Kurz und bündig: Ein intellektuelles Vergnügen, das derart einfallslos und langweilig verfilmt wurde, dass sich dessen Reiz ziemlich schnell verflüchtigt.
6/10
TENKU NO SHIRO RAPYUTA
(dt.: Das Schloss im Himmel)
Hayao Miyazaki (Japan 1996)
Der erste offizielle Film des Ghibli-Studios.
Nachdem ich den Anime Kikis kleiner Lieferservice vor ca. einem Jahr genossen hatte, war ich natürlich auf weitere Zeichentrickfilme des Regisseurs Hayao Miyazaki gespannt.
Das Schloss im Himmel ist allerdings ein ganz anderes Kaliber als der beschauliche Lieferservice: da gibt es neben ebenfalls beschaulichen Passagen Action satt: Das Militär führt schweres Geschütz auf, Kampfroboter noch schwereres, es wird gebombt und geschossen, dass es nur so dröhnt.

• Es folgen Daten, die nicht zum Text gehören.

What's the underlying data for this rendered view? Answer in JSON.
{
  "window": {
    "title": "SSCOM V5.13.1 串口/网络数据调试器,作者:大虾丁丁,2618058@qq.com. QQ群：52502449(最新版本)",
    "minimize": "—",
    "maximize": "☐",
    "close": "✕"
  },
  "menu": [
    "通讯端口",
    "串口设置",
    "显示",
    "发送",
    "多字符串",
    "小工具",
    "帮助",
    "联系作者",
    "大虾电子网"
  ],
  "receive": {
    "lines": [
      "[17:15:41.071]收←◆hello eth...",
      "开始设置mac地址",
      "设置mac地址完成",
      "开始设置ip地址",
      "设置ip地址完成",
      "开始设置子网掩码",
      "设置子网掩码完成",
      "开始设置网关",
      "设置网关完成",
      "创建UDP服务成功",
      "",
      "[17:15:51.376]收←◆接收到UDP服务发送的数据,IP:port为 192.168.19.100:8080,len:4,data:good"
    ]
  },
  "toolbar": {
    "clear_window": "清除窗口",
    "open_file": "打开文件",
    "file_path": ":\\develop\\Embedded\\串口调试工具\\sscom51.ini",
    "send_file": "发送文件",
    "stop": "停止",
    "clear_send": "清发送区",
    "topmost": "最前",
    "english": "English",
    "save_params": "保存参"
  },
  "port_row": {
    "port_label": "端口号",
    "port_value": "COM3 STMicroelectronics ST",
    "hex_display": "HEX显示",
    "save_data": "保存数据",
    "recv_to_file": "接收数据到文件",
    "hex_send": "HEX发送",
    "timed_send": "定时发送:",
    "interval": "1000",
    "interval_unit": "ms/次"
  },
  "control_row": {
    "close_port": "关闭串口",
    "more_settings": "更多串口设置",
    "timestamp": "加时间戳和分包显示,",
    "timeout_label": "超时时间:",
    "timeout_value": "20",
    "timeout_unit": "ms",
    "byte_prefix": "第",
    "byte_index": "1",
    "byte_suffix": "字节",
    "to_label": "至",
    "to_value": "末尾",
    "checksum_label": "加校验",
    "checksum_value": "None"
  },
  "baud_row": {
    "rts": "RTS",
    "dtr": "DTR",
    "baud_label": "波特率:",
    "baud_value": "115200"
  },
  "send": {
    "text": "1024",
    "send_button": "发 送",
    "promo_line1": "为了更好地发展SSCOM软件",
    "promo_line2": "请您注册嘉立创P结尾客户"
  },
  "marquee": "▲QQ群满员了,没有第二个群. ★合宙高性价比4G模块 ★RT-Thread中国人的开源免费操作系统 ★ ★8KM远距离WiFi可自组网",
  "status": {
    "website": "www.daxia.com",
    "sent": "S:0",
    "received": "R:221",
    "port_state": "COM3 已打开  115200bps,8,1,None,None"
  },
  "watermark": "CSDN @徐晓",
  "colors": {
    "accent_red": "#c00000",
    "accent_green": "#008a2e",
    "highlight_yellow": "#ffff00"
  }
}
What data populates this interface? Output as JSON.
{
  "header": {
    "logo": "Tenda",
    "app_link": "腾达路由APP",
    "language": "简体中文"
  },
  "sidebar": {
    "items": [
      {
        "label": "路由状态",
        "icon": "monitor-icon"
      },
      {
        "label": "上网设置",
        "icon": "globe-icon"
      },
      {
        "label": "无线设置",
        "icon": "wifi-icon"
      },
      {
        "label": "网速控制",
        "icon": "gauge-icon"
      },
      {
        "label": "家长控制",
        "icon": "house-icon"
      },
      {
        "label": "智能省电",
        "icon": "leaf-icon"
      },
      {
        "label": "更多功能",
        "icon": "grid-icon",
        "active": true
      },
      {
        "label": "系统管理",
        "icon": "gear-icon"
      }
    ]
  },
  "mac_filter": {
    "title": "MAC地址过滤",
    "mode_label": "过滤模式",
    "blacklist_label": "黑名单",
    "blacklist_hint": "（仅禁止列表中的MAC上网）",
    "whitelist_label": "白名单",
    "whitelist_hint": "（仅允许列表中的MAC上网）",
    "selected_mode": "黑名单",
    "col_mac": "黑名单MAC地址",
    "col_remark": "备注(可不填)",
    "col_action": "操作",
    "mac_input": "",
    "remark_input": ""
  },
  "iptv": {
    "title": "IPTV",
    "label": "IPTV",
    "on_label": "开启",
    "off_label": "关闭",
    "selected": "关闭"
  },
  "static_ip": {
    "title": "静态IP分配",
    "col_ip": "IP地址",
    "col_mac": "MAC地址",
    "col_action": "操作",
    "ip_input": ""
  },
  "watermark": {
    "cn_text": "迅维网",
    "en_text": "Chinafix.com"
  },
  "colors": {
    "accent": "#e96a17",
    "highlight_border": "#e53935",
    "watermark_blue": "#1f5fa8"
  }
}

Ich mag mich der allgemeinen Begeisterung über dieses Werk nur sehr bedingt anschliessen, nicht nur, weil mich die über Gebühr ausgewalzten martialischen Sequenzen und die unsägliche elektonische Synthesizer-Musik stören. Die Handlung ist einfach gestrickt und Miyazaki setzt dem weder dramaturgisch noch mit einer ausgereiften Figurenzeichnung Wesentliches entgegen. Will sagen: Es ist alles in bisserl schematisch.
Es braucht schon reichlich Goodwill, um die vielzitierte Technologieskepsis, die dem Film gemeinhin angedichtet wird, auszumachen. Dafür ist das Geballer zu breit ausgewalzt und zu schön in Szene gesetzt. Man kann die entsprechenden Szenen also durchaus anderes verstehen: Als Zugeständnis ans böllerbegeisterte Massenpublikum.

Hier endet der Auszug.